Внутри его глаз будто сместился на секунду фокус. И снова вернулся на прежнее место.
— Моя — да… В какой-то степени. Знаешь, в моей книге наметился любопытный поворот. Я сказал бы — сюжетный поворот. Если тут есть смысл говорить о сюжете.
Эмме стало стыдно. Она никогда не говорит о важном для него — о книге. Может быть, потому, что не понимает в этой его математике ну ни-че-гошеньки… Как шестиклассник Саша…
И еще ей стало обидно. Так обидно, что опустились плечи. Так обидно, что захотелось уйти.
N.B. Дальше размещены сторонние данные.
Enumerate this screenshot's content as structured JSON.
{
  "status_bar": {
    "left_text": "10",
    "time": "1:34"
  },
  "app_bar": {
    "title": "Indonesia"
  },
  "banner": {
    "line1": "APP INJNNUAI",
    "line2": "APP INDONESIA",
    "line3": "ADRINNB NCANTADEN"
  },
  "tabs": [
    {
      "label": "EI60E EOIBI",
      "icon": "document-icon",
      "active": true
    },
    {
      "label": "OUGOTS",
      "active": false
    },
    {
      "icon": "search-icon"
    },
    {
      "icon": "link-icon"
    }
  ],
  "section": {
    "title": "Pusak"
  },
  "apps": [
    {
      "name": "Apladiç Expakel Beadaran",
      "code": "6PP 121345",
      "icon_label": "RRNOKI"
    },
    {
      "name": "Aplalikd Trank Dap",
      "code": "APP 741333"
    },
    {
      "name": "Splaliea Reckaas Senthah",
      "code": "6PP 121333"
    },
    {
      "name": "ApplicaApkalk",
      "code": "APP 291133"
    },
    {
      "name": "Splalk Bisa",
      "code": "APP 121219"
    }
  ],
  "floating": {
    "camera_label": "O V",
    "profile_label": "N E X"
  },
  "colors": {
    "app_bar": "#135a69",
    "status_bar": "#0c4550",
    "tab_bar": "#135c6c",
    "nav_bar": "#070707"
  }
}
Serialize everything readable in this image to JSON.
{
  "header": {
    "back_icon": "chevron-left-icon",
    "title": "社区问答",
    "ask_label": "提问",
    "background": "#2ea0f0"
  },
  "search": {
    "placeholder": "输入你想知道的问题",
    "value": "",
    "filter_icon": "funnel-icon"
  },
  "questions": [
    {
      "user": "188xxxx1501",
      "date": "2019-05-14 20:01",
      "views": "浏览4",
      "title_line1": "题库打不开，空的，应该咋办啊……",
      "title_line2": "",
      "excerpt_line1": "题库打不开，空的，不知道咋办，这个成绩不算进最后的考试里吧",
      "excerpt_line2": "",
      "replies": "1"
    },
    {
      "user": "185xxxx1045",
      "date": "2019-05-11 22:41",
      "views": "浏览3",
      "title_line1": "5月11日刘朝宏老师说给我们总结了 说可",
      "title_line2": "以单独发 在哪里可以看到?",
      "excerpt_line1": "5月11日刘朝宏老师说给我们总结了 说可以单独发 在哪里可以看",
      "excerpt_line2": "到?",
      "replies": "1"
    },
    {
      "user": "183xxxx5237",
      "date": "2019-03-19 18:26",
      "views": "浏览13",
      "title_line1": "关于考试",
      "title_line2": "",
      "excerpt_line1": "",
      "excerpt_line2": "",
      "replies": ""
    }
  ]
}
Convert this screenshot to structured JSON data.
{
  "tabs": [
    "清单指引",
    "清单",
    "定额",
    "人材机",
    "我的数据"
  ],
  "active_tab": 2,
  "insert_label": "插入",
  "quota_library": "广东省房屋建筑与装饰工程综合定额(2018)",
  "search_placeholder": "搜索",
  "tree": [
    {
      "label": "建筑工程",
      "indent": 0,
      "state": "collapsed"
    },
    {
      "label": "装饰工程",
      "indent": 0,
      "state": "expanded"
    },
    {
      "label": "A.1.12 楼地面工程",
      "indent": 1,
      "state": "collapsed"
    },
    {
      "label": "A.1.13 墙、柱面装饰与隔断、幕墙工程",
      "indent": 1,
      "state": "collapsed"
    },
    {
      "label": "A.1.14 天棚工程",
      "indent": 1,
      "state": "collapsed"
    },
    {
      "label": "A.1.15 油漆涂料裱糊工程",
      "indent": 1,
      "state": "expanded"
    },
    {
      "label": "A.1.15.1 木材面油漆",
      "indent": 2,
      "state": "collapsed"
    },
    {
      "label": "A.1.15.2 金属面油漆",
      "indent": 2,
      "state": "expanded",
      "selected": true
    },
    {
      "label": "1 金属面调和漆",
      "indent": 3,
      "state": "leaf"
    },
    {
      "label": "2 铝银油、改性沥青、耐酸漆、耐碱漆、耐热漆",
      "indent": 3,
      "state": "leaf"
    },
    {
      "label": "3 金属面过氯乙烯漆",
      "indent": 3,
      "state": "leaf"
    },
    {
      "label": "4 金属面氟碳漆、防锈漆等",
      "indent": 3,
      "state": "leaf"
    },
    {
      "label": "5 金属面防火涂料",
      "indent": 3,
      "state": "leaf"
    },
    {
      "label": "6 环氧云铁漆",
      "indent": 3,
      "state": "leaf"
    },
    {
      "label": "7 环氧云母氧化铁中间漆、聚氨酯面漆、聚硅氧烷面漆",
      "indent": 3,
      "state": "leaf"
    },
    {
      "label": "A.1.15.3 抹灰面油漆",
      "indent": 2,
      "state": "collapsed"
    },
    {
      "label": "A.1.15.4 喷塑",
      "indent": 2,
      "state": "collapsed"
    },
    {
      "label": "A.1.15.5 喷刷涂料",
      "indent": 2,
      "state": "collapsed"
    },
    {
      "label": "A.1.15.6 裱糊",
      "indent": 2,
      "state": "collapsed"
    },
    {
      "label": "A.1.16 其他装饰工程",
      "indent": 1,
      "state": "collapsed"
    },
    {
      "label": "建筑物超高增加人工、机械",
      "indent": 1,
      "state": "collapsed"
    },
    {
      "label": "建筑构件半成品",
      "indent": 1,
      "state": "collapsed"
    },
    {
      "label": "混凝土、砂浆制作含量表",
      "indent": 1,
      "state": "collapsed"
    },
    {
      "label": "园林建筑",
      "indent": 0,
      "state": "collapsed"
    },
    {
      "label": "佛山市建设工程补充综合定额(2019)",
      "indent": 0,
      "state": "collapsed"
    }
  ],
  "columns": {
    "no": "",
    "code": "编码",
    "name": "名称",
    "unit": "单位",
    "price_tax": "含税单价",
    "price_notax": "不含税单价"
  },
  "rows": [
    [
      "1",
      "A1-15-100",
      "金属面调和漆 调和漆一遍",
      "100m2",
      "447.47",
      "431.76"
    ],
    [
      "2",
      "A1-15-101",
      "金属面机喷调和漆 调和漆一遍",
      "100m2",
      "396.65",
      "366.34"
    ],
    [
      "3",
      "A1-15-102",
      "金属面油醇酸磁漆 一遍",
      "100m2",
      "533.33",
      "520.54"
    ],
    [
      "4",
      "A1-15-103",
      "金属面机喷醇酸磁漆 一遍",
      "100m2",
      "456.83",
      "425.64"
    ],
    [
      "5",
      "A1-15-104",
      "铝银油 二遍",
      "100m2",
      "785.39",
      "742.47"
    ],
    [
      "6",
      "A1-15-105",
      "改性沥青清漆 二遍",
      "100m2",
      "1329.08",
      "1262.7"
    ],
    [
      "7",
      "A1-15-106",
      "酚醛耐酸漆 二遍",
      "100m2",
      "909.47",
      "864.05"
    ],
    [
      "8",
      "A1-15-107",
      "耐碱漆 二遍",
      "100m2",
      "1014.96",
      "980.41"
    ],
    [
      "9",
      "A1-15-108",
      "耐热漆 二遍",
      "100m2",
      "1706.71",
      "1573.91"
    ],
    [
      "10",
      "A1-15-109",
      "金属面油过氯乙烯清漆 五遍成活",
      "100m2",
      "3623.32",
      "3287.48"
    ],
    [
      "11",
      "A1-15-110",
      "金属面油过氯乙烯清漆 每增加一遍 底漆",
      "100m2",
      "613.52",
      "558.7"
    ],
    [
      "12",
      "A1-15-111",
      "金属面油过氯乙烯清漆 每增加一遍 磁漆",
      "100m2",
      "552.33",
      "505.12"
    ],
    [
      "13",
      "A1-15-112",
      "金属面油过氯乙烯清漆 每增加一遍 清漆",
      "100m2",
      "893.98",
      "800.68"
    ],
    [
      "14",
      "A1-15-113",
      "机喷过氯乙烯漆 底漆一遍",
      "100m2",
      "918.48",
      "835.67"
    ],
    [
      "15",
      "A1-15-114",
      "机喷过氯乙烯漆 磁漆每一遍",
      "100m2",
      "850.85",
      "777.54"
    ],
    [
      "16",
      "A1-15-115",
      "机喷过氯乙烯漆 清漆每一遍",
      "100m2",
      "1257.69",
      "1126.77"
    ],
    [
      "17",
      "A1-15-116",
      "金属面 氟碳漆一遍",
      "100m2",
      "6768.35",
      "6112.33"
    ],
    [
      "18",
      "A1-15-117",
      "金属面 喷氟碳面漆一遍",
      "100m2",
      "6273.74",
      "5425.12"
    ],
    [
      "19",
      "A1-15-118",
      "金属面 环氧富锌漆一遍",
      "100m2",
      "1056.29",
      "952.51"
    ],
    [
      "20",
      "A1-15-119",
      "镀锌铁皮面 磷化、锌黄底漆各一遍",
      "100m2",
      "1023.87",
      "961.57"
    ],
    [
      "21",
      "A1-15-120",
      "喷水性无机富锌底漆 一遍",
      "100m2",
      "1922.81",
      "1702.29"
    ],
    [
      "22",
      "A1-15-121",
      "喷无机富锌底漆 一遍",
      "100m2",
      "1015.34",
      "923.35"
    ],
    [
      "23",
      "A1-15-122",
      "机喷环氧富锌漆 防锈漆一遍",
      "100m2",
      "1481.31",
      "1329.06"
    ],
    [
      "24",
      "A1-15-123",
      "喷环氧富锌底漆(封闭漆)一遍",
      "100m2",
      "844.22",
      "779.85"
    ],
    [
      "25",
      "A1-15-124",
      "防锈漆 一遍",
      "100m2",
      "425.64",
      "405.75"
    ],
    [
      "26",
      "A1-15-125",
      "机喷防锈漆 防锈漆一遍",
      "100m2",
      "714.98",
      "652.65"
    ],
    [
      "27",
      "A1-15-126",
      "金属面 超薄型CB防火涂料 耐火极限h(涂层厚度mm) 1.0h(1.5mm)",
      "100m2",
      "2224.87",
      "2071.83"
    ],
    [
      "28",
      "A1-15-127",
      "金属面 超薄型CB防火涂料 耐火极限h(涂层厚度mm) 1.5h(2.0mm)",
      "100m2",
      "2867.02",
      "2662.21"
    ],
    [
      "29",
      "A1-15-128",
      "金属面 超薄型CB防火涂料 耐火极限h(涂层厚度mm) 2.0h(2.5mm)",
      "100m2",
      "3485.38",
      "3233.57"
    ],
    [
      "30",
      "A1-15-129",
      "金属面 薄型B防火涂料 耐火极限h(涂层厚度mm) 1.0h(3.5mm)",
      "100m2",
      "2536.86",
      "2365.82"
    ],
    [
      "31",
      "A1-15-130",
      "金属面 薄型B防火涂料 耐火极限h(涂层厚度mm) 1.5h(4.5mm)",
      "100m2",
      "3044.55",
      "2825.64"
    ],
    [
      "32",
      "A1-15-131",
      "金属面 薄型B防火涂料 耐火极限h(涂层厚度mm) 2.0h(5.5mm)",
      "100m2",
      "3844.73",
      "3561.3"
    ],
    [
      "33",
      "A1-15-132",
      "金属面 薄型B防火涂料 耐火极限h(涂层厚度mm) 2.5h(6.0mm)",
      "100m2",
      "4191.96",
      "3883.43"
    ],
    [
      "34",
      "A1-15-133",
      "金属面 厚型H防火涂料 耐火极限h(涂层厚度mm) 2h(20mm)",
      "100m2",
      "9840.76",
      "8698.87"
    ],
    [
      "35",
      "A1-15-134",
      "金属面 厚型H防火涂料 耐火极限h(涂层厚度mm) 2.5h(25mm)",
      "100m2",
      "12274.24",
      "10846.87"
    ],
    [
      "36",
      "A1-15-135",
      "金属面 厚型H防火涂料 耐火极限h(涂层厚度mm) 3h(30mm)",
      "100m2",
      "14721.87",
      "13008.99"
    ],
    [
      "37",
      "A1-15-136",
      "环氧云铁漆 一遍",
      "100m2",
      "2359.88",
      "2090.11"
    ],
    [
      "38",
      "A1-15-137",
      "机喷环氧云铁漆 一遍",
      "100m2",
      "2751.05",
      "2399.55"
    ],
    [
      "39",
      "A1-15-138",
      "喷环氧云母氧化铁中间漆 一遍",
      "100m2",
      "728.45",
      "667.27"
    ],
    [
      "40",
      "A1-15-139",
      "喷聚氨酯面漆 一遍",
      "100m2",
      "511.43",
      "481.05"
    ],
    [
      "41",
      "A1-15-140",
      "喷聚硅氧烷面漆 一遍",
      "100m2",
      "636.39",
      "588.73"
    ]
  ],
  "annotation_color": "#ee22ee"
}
— Мне пора? — она поднялась из-за стола. — Поздно…
— Погоди, — сказал Росс.
И она сразу же села.
Он улыбнулся — не ей, а какой-то своей мысли. Какому-то событию в своем внутреннем, недоступном Эмме мире.
Она почувствовала себя одинокой.
— Погоди… — он улыбнулся еще раз, но теперь уже точно ей, прицельно, в глаза.
И стало тихо.
Она смотрела на него со страхом и надеждой. Двадцать минут прошло в молчании, Эмма смотрела на человека, сидящего напротив, в его глазах отражался огонь давно погасшей печки, и Эмме казалось, что она смотрит кино.
— Кто ты? — сказала Эмма, когда молчание стало угнетать ее. — Кто ты?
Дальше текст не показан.